## Installing roar

See [Installation](/docs/installation) for the platform support matrix, prerequisites, tracer-backend requirements, macOS SIP notes, and build-from-source instructions.

## Configuring roar (`roar init`)

In your project repo:

```bash
cd my-ml-project
roar init
```

This:

- creates `.roar/` (local DB + cache)
- offers to add `.roar/` to `.gitignore`
- configures defaults (including the default GLaaS server, if set)

You can inspect and modify configuration via:

```bash
roar config list
roar config get <key>
roar config set <key> <value>
```

## Building (`roar build`)

Use `roar build` for setup steps you want tracked separately from your "main" DAG steps—e.g., compiling extensions or installing local packages.

```bash
roar build pip install -e .
roar build make -j4
```

Build steps can be replayed as part of reproduction when needed.

## Running (`roar run`)

```bash
roar run python train.py --epochs 10 --lr 1e-3
roar run ./scripts/preprocess.sh
roar run torchrun --nproc_per_node=4 train.py
```

`roar` observes file I/O across the full process tree, then updates jobs, artifacts, and the inferred DAG.

## Getting and Putting Data (`roar get` and `roar put`)

While `roar run` is used for standard processing tasks, you can explicitly track data movement into and out of your workspace:

```bash
roar get s3://my-bucket/dataset ./data/
roar put ./model/ s3://my-bucket/models/
```

- `roar get`: Records a **Get** job. This is a retrieval operation that explicitly tracks data being pulled into your workspace as an input artifact.
- `roar put`: Records a **Put** job. This is a storage operation that explicitly tracks data being pushed out as an output artifact.

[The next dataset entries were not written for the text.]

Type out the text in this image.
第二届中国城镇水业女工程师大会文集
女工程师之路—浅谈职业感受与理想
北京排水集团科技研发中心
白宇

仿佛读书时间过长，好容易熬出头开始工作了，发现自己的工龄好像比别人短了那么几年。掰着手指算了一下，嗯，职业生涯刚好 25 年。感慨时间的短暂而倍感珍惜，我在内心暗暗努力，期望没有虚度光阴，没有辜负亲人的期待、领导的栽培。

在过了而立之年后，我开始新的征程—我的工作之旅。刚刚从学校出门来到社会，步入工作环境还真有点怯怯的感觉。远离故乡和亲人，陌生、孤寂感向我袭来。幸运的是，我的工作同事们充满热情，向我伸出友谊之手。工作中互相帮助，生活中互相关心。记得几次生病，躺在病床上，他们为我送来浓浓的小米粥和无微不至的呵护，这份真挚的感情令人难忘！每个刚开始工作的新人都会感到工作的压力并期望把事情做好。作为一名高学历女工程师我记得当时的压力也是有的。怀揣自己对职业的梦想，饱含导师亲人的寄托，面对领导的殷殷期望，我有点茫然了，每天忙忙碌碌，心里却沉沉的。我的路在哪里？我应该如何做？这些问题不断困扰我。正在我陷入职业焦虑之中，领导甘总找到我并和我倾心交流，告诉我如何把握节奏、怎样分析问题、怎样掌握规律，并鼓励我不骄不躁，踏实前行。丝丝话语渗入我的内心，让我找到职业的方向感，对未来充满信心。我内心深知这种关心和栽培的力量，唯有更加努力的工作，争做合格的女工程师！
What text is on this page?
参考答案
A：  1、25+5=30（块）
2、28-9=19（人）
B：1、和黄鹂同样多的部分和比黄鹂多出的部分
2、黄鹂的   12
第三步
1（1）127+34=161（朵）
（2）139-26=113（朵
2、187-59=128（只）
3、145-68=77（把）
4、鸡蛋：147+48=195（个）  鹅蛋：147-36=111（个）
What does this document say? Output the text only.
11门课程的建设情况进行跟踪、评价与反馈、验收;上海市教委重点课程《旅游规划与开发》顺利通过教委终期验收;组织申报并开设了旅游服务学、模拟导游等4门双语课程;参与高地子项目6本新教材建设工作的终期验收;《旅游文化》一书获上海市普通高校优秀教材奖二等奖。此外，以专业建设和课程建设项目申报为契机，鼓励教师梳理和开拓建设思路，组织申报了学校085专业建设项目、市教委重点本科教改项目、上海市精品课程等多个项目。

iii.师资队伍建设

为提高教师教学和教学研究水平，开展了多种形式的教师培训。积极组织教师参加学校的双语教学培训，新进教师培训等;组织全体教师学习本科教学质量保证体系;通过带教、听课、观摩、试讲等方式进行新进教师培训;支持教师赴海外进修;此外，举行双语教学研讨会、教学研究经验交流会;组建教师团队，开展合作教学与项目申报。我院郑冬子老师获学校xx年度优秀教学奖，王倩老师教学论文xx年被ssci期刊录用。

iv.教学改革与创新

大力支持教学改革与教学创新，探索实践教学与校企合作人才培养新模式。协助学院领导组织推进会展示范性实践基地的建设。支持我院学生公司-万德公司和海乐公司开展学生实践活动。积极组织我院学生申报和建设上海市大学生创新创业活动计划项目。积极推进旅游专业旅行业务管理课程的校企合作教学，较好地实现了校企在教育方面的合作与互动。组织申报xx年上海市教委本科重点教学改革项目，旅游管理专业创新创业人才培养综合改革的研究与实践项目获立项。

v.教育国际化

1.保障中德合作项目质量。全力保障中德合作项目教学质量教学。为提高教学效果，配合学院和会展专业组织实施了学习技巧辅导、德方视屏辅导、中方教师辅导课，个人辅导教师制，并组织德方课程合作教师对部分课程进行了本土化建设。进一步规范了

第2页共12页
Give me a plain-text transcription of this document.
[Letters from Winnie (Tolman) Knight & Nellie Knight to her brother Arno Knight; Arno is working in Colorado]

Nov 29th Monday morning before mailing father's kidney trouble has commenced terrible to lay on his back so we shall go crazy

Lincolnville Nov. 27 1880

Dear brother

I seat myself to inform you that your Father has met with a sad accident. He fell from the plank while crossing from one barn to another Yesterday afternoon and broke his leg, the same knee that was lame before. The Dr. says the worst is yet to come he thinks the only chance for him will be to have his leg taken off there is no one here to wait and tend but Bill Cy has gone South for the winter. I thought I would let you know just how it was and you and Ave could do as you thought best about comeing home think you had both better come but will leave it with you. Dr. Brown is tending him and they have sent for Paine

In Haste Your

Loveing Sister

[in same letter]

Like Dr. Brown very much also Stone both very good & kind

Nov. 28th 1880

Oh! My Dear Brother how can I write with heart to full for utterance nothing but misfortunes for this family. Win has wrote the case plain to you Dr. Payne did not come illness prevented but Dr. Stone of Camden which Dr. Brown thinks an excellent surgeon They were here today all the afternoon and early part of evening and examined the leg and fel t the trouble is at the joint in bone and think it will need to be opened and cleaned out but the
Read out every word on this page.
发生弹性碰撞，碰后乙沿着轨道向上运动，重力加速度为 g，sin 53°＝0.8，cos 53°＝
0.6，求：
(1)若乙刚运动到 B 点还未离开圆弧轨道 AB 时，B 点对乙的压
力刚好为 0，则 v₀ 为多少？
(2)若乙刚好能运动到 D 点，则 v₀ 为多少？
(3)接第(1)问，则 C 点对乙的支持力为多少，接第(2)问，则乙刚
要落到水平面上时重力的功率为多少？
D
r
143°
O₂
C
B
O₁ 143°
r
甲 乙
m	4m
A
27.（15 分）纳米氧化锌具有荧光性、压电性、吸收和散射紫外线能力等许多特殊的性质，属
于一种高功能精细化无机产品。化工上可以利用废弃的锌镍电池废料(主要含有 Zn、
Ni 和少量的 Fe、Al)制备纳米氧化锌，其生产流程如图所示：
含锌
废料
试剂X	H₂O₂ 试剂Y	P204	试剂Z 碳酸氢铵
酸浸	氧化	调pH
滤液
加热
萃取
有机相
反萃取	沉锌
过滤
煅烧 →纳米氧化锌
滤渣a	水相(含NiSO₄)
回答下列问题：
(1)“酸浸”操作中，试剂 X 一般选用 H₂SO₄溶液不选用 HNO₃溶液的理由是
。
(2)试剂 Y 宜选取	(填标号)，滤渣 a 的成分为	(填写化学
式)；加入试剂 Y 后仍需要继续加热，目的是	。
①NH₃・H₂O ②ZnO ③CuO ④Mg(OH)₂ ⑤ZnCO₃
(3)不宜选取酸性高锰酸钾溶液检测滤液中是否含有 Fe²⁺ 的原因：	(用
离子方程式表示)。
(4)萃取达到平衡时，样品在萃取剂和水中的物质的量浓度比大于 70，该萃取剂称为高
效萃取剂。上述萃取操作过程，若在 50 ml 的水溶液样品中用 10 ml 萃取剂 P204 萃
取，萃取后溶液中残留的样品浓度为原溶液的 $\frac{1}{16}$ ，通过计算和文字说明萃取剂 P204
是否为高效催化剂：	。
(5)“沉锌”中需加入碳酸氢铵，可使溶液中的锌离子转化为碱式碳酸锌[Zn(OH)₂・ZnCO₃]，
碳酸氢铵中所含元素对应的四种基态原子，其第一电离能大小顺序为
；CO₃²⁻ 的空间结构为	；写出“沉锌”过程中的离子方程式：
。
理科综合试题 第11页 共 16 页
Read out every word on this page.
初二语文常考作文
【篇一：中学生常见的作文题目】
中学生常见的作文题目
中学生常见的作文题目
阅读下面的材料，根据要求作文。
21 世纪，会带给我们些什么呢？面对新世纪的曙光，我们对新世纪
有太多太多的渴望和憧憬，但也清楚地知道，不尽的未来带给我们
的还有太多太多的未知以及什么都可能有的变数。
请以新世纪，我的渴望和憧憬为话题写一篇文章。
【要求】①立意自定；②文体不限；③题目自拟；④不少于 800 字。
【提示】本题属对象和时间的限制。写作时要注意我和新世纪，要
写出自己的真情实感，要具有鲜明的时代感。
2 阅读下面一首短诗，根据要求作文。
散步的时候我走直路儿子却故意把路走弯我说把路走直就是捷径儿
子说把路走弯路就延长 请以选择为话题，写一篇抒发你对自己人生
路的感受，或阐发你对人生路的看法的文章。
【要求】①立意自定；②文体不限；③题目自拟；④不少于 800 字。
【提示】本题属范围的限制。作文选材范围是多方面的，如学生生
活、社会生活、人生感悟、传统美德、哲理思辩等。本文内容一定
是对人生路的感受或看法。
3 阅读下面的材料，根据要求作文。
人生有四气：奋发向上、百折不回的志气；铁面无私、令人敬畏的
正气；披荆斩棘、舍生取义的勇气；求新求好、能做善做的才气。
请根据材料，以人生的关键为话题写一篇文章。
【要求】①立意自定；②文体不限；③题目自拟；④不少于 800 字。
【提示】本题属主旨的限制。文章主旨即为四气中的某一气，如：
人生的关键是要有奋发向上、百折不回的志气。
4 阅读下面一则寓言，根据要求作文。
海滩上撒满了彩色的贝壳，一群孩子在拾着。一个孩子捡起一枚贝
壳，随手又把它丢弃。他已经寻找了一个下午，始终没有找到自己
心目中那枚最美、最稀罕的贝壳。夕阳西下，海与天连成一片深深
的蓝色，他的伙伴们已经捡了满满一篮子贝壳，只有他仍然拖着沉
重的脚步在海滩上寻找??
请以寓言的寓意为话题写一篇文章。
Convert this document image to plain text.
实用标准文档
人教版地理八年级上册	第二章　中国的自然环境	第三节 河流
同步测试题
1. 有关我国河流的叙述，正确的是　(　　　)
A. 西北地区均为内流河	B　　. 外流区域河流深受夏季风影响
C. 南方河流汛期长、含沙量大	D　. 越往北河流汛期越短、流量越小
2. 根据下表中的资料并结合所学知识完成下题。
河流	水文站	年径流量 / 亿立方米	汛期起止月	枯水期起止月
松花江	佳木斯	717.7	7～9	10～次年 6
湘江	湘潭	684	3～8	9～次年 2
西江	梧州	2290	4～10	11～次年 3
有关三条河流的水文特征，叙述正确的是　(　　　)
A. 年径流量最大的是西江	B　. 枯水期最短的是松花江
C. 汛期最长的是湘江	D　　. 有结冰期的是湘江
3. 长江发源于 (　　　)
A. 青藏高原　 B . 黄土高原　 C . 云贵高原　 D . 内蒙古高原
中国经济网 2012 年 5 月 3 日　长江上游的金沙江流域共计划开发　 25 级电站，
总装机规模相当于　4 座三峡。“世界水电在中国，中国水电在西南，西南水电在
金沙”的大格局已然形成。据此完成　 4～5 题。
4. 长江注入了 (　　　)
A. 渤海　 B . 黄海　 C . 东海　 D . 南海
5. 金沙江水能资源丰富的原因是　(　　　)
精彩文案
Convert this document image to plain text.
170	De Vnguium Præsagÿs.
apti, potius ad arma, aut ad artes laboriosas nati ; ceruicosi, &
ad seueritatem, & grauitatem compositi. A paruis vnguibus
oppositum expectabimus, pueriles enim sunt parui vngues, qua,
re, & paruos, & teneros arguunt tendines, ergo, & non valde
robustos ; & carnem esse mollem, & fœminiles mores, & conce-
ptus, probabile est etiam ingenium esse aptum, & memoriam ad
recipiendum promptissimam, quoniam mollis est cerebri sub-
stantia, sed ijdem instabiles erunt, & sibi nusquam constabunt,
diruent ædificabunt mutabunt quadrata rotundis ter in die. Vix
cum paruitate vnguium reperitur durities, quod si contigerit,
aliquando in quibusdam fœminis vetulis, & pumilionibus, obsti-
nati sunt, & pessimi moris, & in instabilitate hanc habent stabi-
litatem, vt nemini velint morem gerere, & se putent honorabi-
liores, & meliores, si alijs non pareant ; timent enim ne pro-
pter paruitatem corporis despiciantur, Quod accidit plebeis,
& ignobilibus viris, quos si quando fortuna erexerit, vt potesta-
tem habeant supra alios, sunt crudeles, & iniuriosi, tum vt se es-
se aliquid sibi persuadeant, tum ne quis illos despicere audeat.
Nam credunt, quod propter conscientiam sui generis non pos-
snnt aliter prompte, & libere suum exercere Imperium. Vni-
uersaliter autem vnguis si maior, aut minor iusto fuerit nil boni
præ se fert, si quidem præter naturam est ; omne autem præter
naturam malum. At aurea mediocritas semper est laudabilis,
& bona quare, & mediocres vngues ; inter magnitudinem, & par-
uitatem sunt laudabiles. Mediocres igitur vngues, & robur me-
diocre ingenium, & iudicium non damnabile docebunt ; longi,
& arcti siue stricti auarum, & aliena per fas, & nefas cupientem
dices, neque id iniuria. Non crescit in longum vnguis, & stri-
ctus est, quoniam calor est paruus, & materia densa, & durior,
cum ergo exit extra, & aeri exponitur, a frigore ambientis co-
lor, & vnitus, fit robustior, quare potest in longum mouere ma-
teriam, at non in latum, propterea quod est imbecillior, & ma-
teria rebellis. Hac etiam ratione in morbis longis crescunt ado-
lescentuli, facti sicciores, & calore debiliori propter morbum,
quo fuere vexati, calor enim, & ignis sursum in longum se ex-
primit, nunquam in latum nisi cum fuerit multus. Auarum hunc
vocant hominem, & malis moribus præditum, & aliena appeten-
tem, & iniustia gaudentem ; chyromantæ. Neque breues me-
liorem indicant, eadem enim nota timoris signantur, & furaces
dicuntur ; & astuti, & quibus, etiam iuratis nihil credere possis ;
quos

These commands are especially useful when working with **Composite Artifacts (Datasets)**—directories or collections of files treated as a single tracked unit. By using `roar get` or `roar put`, an entire dataset directory maintains its lineage and content hash identity as it moves into or out of your DAG.

## The current DAG (`roar dag`)

As you iterate, you may re-run commands, overwrite outputs, or change downstream results. `roar` retains history, but `roar dag` shows **what is true now**.

```bash
roar dag
```

The current DAG:

- collapses re-runs
- keeps only the most recent equivalent job
- hides downstream work that depends on overwritten inputs

This is a projection of history, not a deletion of it.

## Setting up authentication with glaas.ai (`roar login`)

To register artifacts under your GLaaS identity (rather than anonymously), log in once:

```bash
roar login
```

This opens a device-code flow in your browser: sign in with GitHub, approve the device, done. The auth state is stored under `~/.config/roar/` so all your `roar` workspaces share it.

After `roar login` the workspace's [scope](/docs/scopes) auto-flips from `anonymous` to `private` if it was still at the init default — so the next `roar register` is access-controlled rather than public-by-default.

To check what's stored:

```bash
roar whoami
```

To clear the auth state:

```bash
roar logout
```

> **Legacy: SSH-key auth (`roar auth`).** An older auth path lets you pair `roar` with a GitHub SSH key registered on glaas.ai (`roar auth key` to print the public key, `roar auth test` to verify). It's still functional and useful for non-interactive environments where the device-code flow is awkward. For interactive setups, `roar login` is the recommended path.

## Registering DAGs with GLaaS (`roar register`)

When you run:

```bash
roar register <path to artifacts>
```

`roar` registers a **Registered DAG**:

- includes the selected artifact(s), which can be single files or Composite Artifacts (Datasets)
- includes upstream jobs and artifacts required to explain them
- forms a self-contained recipe for reproduction

This is what GLaaS stores and makes searchable.

> [!NOTE]
> `roar register ...` can be performed without setting up an account. New workspaces default to the `anonymous` scope, which publishes publicly without attribution and persistence isn't guaranteed. For attributed registration and a real personal namespace, run `roar login` once — this is the recommended workflow. See [Scopes](/docs/scopes).

After registration, use **glaas.ai** to visualize and navigate the Registered DAG by clicking between artifacts, jobs, and sessions.

## Reproduction (`roar reproduce`)

When you run:

```bash
roar reproduce <artifact-hash>
```

`roar` reconstructs a **recipe DAG**:

- describes steps required to recreate an artifact
- contains planned steps, not completed jobs
- may reference artifacts that do not yet exist

As you execute steps:

- planned steps become real jobs
- artifacts are created
- the recipe merges into your active session

On **glaas.ai**, artifact pages provide a "Reproduce with roar" action to generate the reproduce command.